RTP cortou crítica ao Governo e versões contradizem-se

A direção da RTP retirou um vox-pop crítico ao Governo de uma peça sobre inflação. A jornalista autora diz que só soube do corte mais de 24 horas depois.

RTP cortou crítica ao Governo e versões contradizem-se

A direção de informação da RTP retirou, sem aviso prévio à jornalista autora, um excerto de uma reportagem sobre inflação emitida no Telejornal de 30 de abril, no qual uma idosa no Mercado de Benfica afirmava: «Os que estão no Governo, é tudo para o saco deles e os pobres cada vez mais pobres.» A mesma peça foi depois transmitida na edição da RTP Notícias das 21h00 já sem esse depoimento. O Conselho de Redação, em comunicado datado de 9 de maio, pediu esclarecimentos de urgência à direção e à jornalista. As versões oficiais e a da repórter são diametralmente opostas.

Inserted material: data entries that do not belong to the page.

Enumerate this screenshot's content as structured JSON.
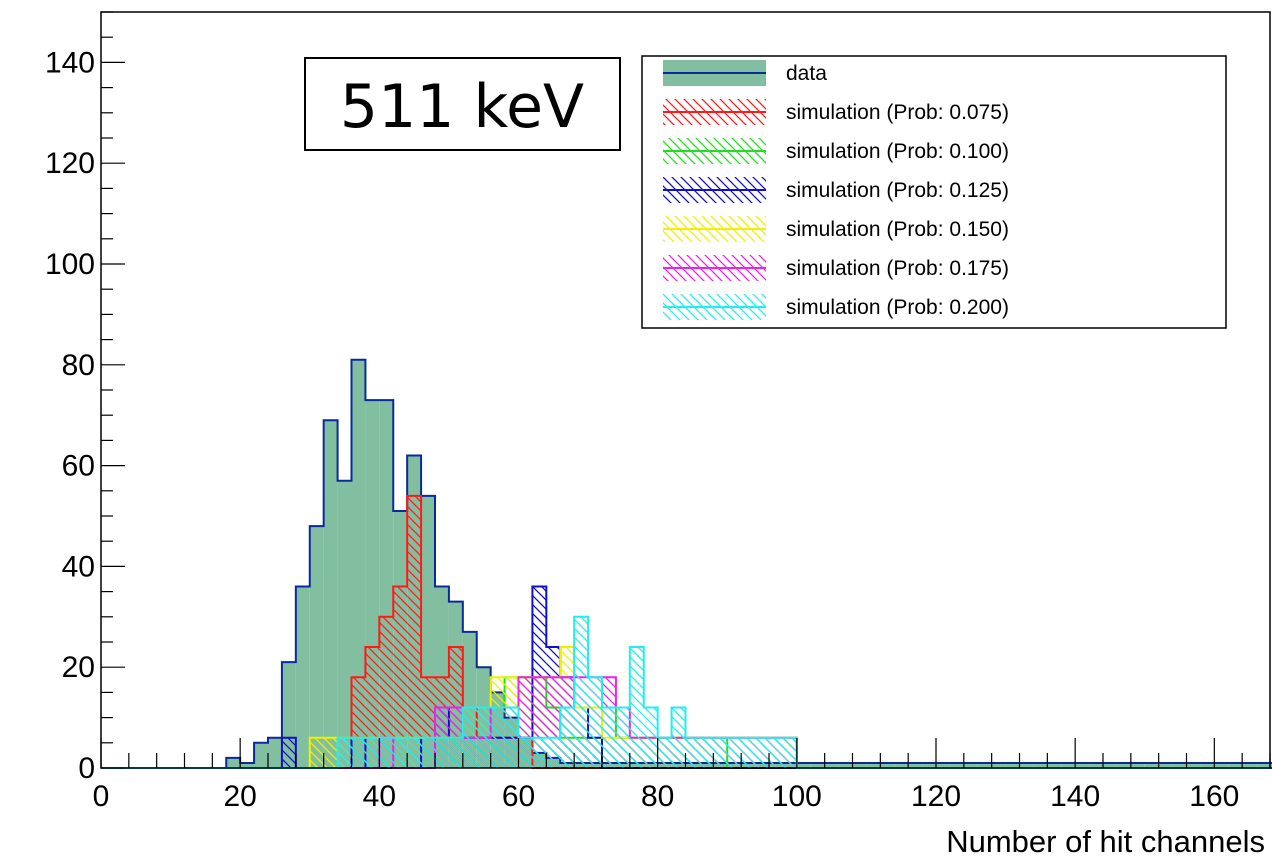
{
  "chart_data": {
    "type": "histogram",
    "xlabel": "Number of hit channels",
    "ylabel": "",
    "xlim": [
      0,
      168
    ],
    "ylim": [
      0,
      150
    ],
    "bin_width": 2,
    "x_ticks": [
      0,
      20,
      40,
      60,
      80,
      100,
      120,
      140,
      160
    ],
    "y_ticks": [
      0,
      20,
      40,
      60,
      80,
      100,
      120,
      140
    ],
    "annotation": "511 keV",
    "legend_position": "top-right",
    "series": [
      {
        "name": "data",
        "line_color": "#0a2a9a",
        "fill_color": "#82bfa0",
        "fill_style": "solid",
        "bin_edges_start": 18,
        "counts": [
          2,
          1,
          5,
          6,
          21,
          36,
          48,
          69,
          57,
          81,
          73,
          73,
          51,
          62,
          54,
          36,
          33,
          27,
          20,
          15,
          10,
          6,
          3,
          2,
          1,
          1,
          1,
          1,
          1,
          1,
          1,
          1,
          1,
          1,
          1,
          1,
          1,
          1,
          1,
          1,
          1,
          1,
          1,
          1,
          1,
          1,
          1,
          1,
          1,
          1,
          1,
          1,
          1,
          1,
          1,
          1,
          1,
          1,
          1,
          1,
          1,
          1,
          1,
          1,
          1,
          1,
          1,
          1,
          1,
          1,
          1,
          1,
          1,
          1,
          1,
          1,
          0,
          0,
          0,
          0,
          0,
          0
        ]
      },
      {
        "name": "simulation (Prob: 0.075)",
        "line_color": "#ff1a1a",
        "fill_style": "hatch",
        "bin_edges_start": 36,
        "counts": [
          18,
          24,
          30,
          36,
          54,
          18,
          18,
          24,
          12,
          6,
          6,
          6,
          6
        ]
      },
      {
        "name": "simulation (Prob: 0.100)",
        "line_color": "#22dd22",
        "fill_style": "hatch",
        "bin_edges_start": 48,
        "counts": [
          6,
          6,
          12,
          12,
          12,
          18,
          18,
          18,
          12,
          6,
          6,
          6,
          12,
          6,
          6,
          6,
          6,
          6,
          6,
          6,
          6
        ]
      },
      {
        "name": "simulation (Prob: 0.125)",
        "line_color": "#1010cc",
        "fill_style": "hatch",
        "bin_edges_start": 26,
        "counts": [
          6,
          0,
          0,
          0,
          0,
          6,
          0,
          0,
          0,
          0,
          6,
          12,
          6,
          6,
          6,
          6,
          6,
          6,
          36,
          24,
          18,
          12,
          6
        ]
      },
      {
        "name": "simulation (Prob: 0.150)",
        "line_color": "#f0f000",
        "fill_style": "hatch",
        "bin_edges_start": 30,
        "counts": [
          6,
          6,
          6,
          6,
          6,
          6,
          6,
          6,
          6,
          6,
          6,
          12,
          12,
          18,
          18,
          18,
          18,
          18,
          24,
          12,
          12,
          6,
          6,
          6,
          6,
          6,
          6,
          6,
          6,
          6,
          6,
          6,
          6,
          6,
          6
        ]
      },
      {
        "name": "simulation (Prob: 0.175)",
        "line_color": "#ee22ee",
        "fill_style": "hatch",
        "bin_edges_start": 40,
        "counts": [
          6,
          0,
          0,
          0,
          12,
          12,
          6,
          6,
          12,
          12,
          18,
          18,
          18,
          18,
          18,
          18,
          18,
          12,
          6,
          6,
          6,
          6,
          6,
          6,
          6,
          6,
          6,
          6,
          6,
          6
        ]
      },
      {
        "name": "simulation (Prob: 0.200)",
        "line_color": "#22eeee",
        "fill_style": "hatch",
        "bin_edges_start": 34,
        "counts": [
          6,
          6,
          6,
          6,
          6,
          6,
          6,
          6,
          6,
          12,
          12,
          12,
          12,
          6,
          6,
          6,
          12,
          30,
          18,
          12,
          12,
          24,
          12,
          6,
          12,
          6,
          6,
          6,
          6,
          6,
          6,
          6,
          6
        ]
      }
    ]
  }
}
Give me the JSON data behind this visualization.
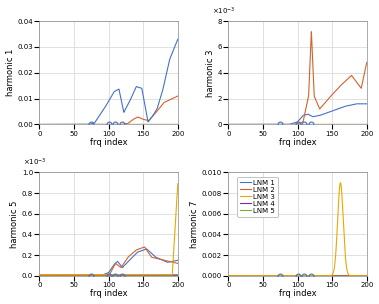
{
  "xlabel": "frq index",
  "xlim": [
    0,
    200
  ],
  "x_ticks": [
    0,
    50,
    100,
    150,
    200
  ],
  "colors": {
    "LNM1": "#4472c4",
    "LNM2": "#d4622a",
    "LNM3": "#e8a800",
    "LNM4": "#7030a0",
    "LNM5": "#7faa3b"
  },
  "legend_entries": [
    "LNM 1",
    "LNM 2",
    "LNM 3",
    "LNM 4",
    "LNM 5"
  ],
  "background": "#ffffff",
  "grid_color": "#d3d3d3"
}
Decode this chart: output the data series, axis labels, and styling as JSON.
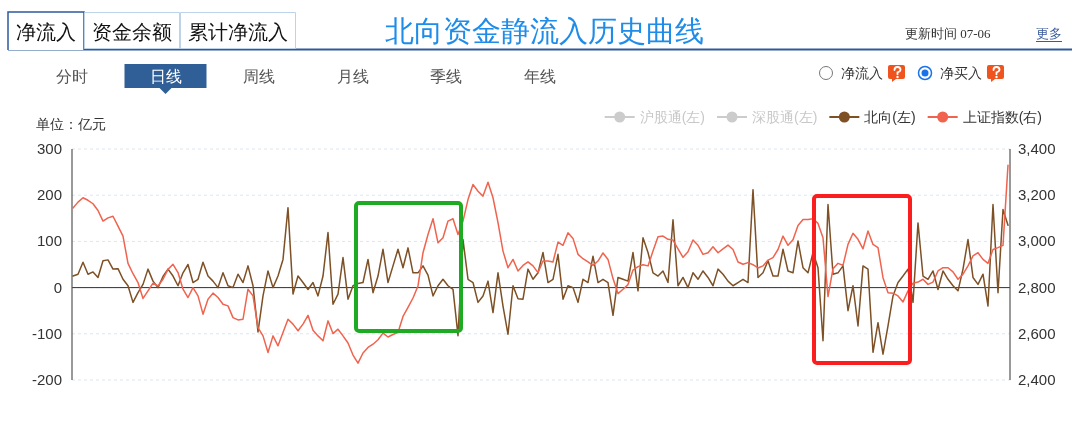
{
  "chart_data": {
    "type": "line",
    "title": "北向资金静流入历史曲线",
    "ylabel": "单位：亿元",
    "annotations": [
      "净流入",
      "资金余额",
      "累计净流入",
      "更新时间 07-06",
      "更多",
      "分时",
      "日线",
      "周线",
      "月线",
      "季线",
      "年线",
      "净流入",
      "净买入"
    ],
    "categories": [
      null,
      null,
      null,
      null,
      null,
      null,
      null,
      null,
      null,
      null,
      null,
      null,
      null,
      null,
      null,
      null,
      null,
      null,
      null,
      null,
      null,
      null,
      null,
      null,
      null,
      null,
      null,
      null,
      null,
      null,
      null,
      null,
      null,
      null,
      null,
      null,
      null,
      null,
      null,
      null,
      null,
      null,
      null,
      null,
      null,
      null,
      null,
      null,
      null,
      null,
      null,
      null,
      null,
      null,
      null,
      null,
      null,
      null,
      null,
      null,
      null,
      null,
      null,
      null,
      null,
      null,
      null,
      null,
      null,
      null,
      null,
      null,
      null,
      null,
      null,
      null,
      null,
      null,
      null,
      null,
      null,
      null,
      null,
      null,
      null,
      null,
      null,
      null,
      null,
      null,
      null,
      null,
      null,
      null,
      null,
      null,
      null,
      null,
      null,
      null,
      null,
      null,
      null,
      null,
      null,
      null,
      null,
      null,
      null,
      null,
      null,
      null,
      null,
      null,
      null,
      null,
      null,
      null,
      null,
      null,
      null,
      null,
      null,
      null,
      null,
      null,
      null,
      null,
      null,
      null,
      null,
      null,
      null,
      null,
      null,
      null,
      null,
      null,
      null,
      null,
      null,
      null,
      null,
      null,
      null,
      null,
      null,
      null,
      null,
      null,
      null,
      null,
      null,
      null,
      null,
      null,
      null,
      null,
      null,
      null,
      null,
      null,
      null,
      null,
      null,
      null,
      null,
      null,
      null,
      null,
      null,
      null,
      null,
      null,
      null,
      null,
      null,
      null,
      null,
      null,
      null,
      null,
      null,
      null,
      null,
      null,
      null,
      null
    ],
    "series": [
      {
        "name": "沪股通(左)",
        "color": "#cccccc",
        "values": [
          null,
          null,
          null,
          null,
          null,
          null,
          null,
          null,
          null,
          null,
          null,
          null,
          null,
          null,
          null,
          null,
          null,
          null,
          null,
          null,
          null,
          null,
          null,
          null,
          null,
          null,
          null,
          null,
          null,
          null,
          null,
          null,
          null,
          null,
          null,
          null,
          null,
          null,
          null,
          null,
          null,
          null,
          null,
          null,
          null,
          null,
          null,
          null,
          null,
          null,
          null,
          null,
          null,
          null,
          null,
          null,
          null,
          null,
          null,
          null,
          null,
          null,
          null,
          null,
          null,
          null,
          null,
          null,
          null,
          null,
          null,
          null,
          null,
          null,
          null,
          null,
          null,
          null,
          null,
          null,
          null,
          null,
          null,
          null,
          null,
          null,
          null,
          null,
          null,
          null,
          null,
          null,
          null,
          null,
          null,
          null,
          null,
          null,
          null,
          null,
          null,
          null,
          null,
          null,
          null,
          null,
          null,
          null,
          null,
          null,
          null,
          null,
          null,
          null,
          null,
          null,
          null,
          null,
          null,
          null,
          null,
          null,
          null,
          null,
          null,
          null,
          null,
          null,
          null,
          null,
          null,
          null,
          null,
          null,
          null,
          null,
          null,
          null,
          null,
          null,
          null,
          null,
          null,
          null,
          null,
          null,
          null,
          null,
          null,
          null,
          null,
          null,
          null,
          null,
          null,
          null,
          null,
          null,
          null,
          null,
          null,
          null,
          null,
          null,
          null,
          null,
          null,
          null,
          null,
          null,
          null,
          null,
          null,
          null,
          null,
          null,
          null,
          null,
          null,
          null,
          null,
          null,
          null,
          null,
          null,
          null,
          null,
          null
        ]
      },
      {
        "name": "深股通(左)",
        "color": "#cccccc",
        "values": [
          null,
          null,
          null,
          null,
          null,
          null,
          null,
          null,
          null,
          null,
          null,
          null,
          null,
          null,
          null,
          null,
          null,
          null,
          null,
          null,
          null,
          null,
          null,
          null,
          null,
          null,
          null,
          null,
          null,
          null,
          null,
          null,
          null,
          null,
          null,
          null,
          null,
          null,
          null,
          null,
          null,
          null,
          null,
          null,
          null,
          null,
          null,
          null,
          null,
          null,
          null,
          null,
          null,
          null,
          null,
          null,
          null,
          null,
          null,
          null,
          null,
          null,
          null,
          null,
          null,
          null,
          null,
          null,
          null,
          null,
          null,
          null,
          null,
          null,
          null,
          null,
          null,
          null,
          null,
          null,
          null,
          null,
          null,
          null,
          null,
          null,
          null,
          null,
          null,
          null,
          null,
          null,
          null,
          null,
          null,
          null,
          null,
          null,
          null,
          null,
          null,
          null,
          null,
          null,
          null,
          null,
          null,
          null,
          null,
          null,
          null,
          null,
          null,
          null,
          null,
          null,
          null,
          null,
          null,
          null,
          null,
          null,
          null,
          null,
          null,
          null,
          null,
          null,
          null,
          null,
          null,
          null,
          null,
          null,
          null,
          null,
          null,
          null,
          null,
          null,
          null,
          null,
          null,
          null,
          null,
          null,
          null,
          null,
          null,
          null,
          null,
          null,
          null,
          null,
          null,
          null,
          null,
          null,
          null,
          null,
          null,
          null,
          null,
          null,
          null,
          null,
          null,
          null,
          null,
          null,
          null,
          null,
          null,
          null,
          null,
          null,
          null,
          null,
          null,
          null,
          null,
          null,
          null,
          null,
          null,
          null,
          null,
          null
        ]
      },
      {
        "name": "北向(左)",
        "color": "#7d5026",
        "values": [
          25,
          29,
          55,
          29,
          34,
          22,
          58,
          60,
          40,
          41,
          18,
          4,
          -32,
          -11,
          7,
          40,
          14,
          0,
          24,
          40,
          25,
          4,
          32,
          50,
          11,
          18,
          55,
          25,
          14,
          0,
          32,
          4,
          0,
          29,
          11,
          47,
          4,
          -96,
          -18,
          36,
          0,
          25,
          61,
          173,
          -14,
          25,
          11,
          -4,
          11,
          -18,
          25,
          119,
          -36,
          -14,
          65,
          -25,
          4,
          9,
          11,
          61,
          -11,
          25,
          83,
          11,
          47,
          83,
          43,
          86,
          32,
          32,
          47,
          27,
          -18,
          4,
          18,
          4,
          -4,
          -104,
          104,
          18,
          11,
          -32,
          -18,
          14,
          -54,
          32,
          -40,
          -101,
          4,
          -24,
          -25,
          40,
          18,
          32,
          76,
          11,
          18,
          72,
          -25,
          4,
          0,
          -32,
          18,
          11,
          68,
          11,
          18,
          11,
          -60,
          22,
          18,
          14,
          76,
          -7,
          108,
          76,
          32,
          25,
          36,
          11,
          147,
          4,
          22,
          0,
          32,
          18,
          36,
          22,
          4,
          40,
          29,
          14,
          4,
          11,
          18,
          11,
          212,
          22,
          32,
          58,
          25,
          25,
          83,
          36,
          32,
          101,
          43,
          32,
          76,
          43,
          -115,
          180,
          29,
          32,
          47,
          -50,
          4,
          -83,
          47,
          40,
          -140,
          -76,
          -144,
          -83,
          -18,
          11,
          25,
          40,
          -32,
          140,
          25,
          18,
          36,
          -4,
          36,
          18,
          4,
          -7,
          40,
          104,
          22,
          7,
          29,
          -40,
          180,
          -11,
          169,
          135
        ]
      },
      {
        "name": "上证指数(右)",
        "color": "#f0634e",
        "axis": "y2",
        "values": [
          3145,
          3170,
          3189,
          3178,
          3163,
          3134,
          3088,
          3102,
          3109,
          3066,
          3023,
          2905,
          2860,
          2822,
          2753,
          2786,
          2819,
          2807,
          2836,
          2879,
          2901,
          2865,
          2793,
          2757,
          2800,
          2764,
          2685,
          2750,
          2776,
          2757,
          2728,
          2721,
          2670,
          2660,
          2663,
          2793,
          2764,
          2627,
          2591,
          2519,
          2591,
          2548,
          2606,
          2663,
          2642,
          2613,
          2642,
          2680,
          2615,
          2591,
          2570,
          2656,
          2601,
          2620,
          2591,
          2560,
          2508,
          2473,
          2517,
          2541,
          2555,
          2574,
          2603,
          2586,
          2597,
          2606,
          2675,
          2714,
          2755,
          2807,
          2951,
          3030,
          3098,
          2994,
          3016,
          3088,
          3098,
          3030,
          3088,
          3181,
          3246,
          3217,
          3196,
          3256,
          3189,
          3081,
          2958,
          2886,
          2922,
          2872,
          2896,
          2911,
          2894,
          2865,
          2915,
          2915,
          2911,
          2997,
          2983,
          3037,
          3013,
          2944,
          2925,
          2911,
          2896,
          2915,
          2950,
          2922,
          2839,
          2774,
          2793,
          2813,
          2876,
          2891,
          2899,
          2894,
          2958,
          3020,
          3023,
          3009,
          3006,
          2968,
          2931,
          2955,
          3006,
          2983,
          2944,
          2951,
          2977,
          2951,
          2968,
          2984,
          2965,
          2911,
          2901,
          2908,
          2899,
          2885,
          2894,
          2919,
          2930,
          2965,
          3023,
          2983,
          3007,
          3069,
          3095,
          3095,
          3098,
          3078,
          3016,
          2761,
          2882,
          2905,
          2896,
          2987,
          3035,
          3009,
          2968,
          3045,
          2987,
          2973,
          2843,
          2778,
          2776,
          2764,
          2738,
          2786,
          2819,
          2824,
          2836,
          2814,
          2824,
          2872,
          2886,
          2886,
          2868,
          2836,
          2858,
          2894,
          2937,
          2951,
          2922,
          2905,
          2965,
          2973,
          2983,
          3330
        ]
      }
    ],
    "ylim": [
      -200,
      300
    ],
    "yticks": [
      -200,
      -100,
      0,
      100,
      200,
      300
    ],
    "y2lim": [
      2400,
      3400
    ],
    "y2ticks": [
      {
        "value": 2400,
        "label": "2,400"
      },
      {
        "value": 2600,
        "label": "2,600"
      },
      {
        "value": 2800,
        "label": "2,800"
      },
      {
        "value": 3000,
        "label": "3,000"
      },
      {
        "value": 3200,
        "label": "3,200"
      },
      {
        "value": 3400,
        "label": "3,400"
      }
    ],
    "grid": "y",
    "legend": "top right"
  }
}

A versão da direção e o que a jornalista contraria

O diretor de informação Vítor Gonçalves justificou o corte com critérios editoriais. Segundo a sua resposta ao Conselho de Redação, a frase retirada não acrescentava matéria relevante ao tema da inflação e poderia «amplificar uma visão populista e desinformada» sem qualquer enquadramento factual. A direção sustenta que, enquanto operador de serviço público, a RTP deve evitar difundir afirmações que reforcem narrativas simplistas ou injustas sobre instituições democráticas, e garante que a decisão foi comunicada à jornalista responsável pela peça, à editora e à coordenação do Telejornal.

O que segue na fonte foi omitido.